Gewöhnlicher Beifuß (Artemisia vulgaris) wächst hierzulande üppig auf Baustellengeröll oder am Wegesrand. Da ihre Blüten und Blätter aber eher unscheinbar sind, wird die Pflanze irrtümlicherweise oft als Unkraut verkannt. Völlig zu Unrecht, denn die ‚Mutter aller Kräuter‘, wie Artemisia vulgaris schon in der Antike genannt wurde, bietet Hilfe bei allerlei Gesundheitsbeschwerden. Von der altgriechischen Frauenheilkunde bis zur Traditionellen Chinesischen Medizin setzten daher viele Arzneiphilosophien auf die heilsame Wirkung von Beifuß. Nur in der modernen Medizin scheint er noch nicht so recht angekommen zu sein.
Woher stammt Beifuß? – Einzelheiten zur Anwendungsgeschichte
Beifuß ist in fast allen Teilen der Welt zu finden und wurde schon vor mehreren tausend Jahren vielseitig genutzt.

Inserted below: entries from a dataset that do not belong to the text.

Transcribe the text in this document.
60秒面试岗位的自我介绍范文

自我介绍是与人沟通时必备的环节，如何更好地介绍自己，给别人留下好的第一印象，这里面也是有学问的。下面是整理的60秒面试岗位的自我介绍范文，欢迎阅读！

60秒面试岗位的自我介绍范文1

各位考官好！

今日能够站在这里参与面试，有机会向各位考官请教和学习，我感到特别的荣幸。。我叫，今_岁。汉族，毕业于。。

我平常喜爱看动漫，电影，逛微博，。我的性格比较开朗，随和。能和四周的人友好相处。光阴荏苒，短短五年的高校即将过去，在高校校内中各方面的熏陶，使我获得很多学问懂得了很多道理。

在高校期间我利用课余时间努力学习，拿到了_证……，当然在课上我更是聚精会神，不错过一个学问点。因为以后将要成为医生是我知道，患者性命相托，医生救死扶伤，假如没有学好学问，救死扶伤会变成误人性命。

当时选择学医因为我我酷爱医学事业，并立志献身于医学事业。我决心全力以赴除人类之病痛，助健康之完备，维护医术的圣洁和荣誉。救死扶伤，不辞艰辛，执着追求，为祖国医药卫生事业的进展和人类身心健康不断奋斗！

Dabei lag das Hauptaugenmerk neben einer heilpflanzlichen Anwendung vor allem auf der Nutzung als Orakel- und Ritualpflanze. So galten die Blätter des Beifußes bei den amerikanischen Ureinwohnern beispielsweise als unerlässliches Räucherwerk für Seelenwanderungen. Die Pflanze sollte zum einen Verstorbenen den Übergang ins Jenseits, zum anderen Lebenden die Anrufung der Ahnen im Diesseits erleichtern. Ähnliche Verwendung fanden Blätter und Wurzeln des Heilkrauts auch im antiken Asien. Allerdings dienten die Kräuter hier eher dem Fernhalten jenseitiger Geistwesen. Zu diesem Zweck hängte man Beifuß als Schutzpflanze am Türrahmen auf.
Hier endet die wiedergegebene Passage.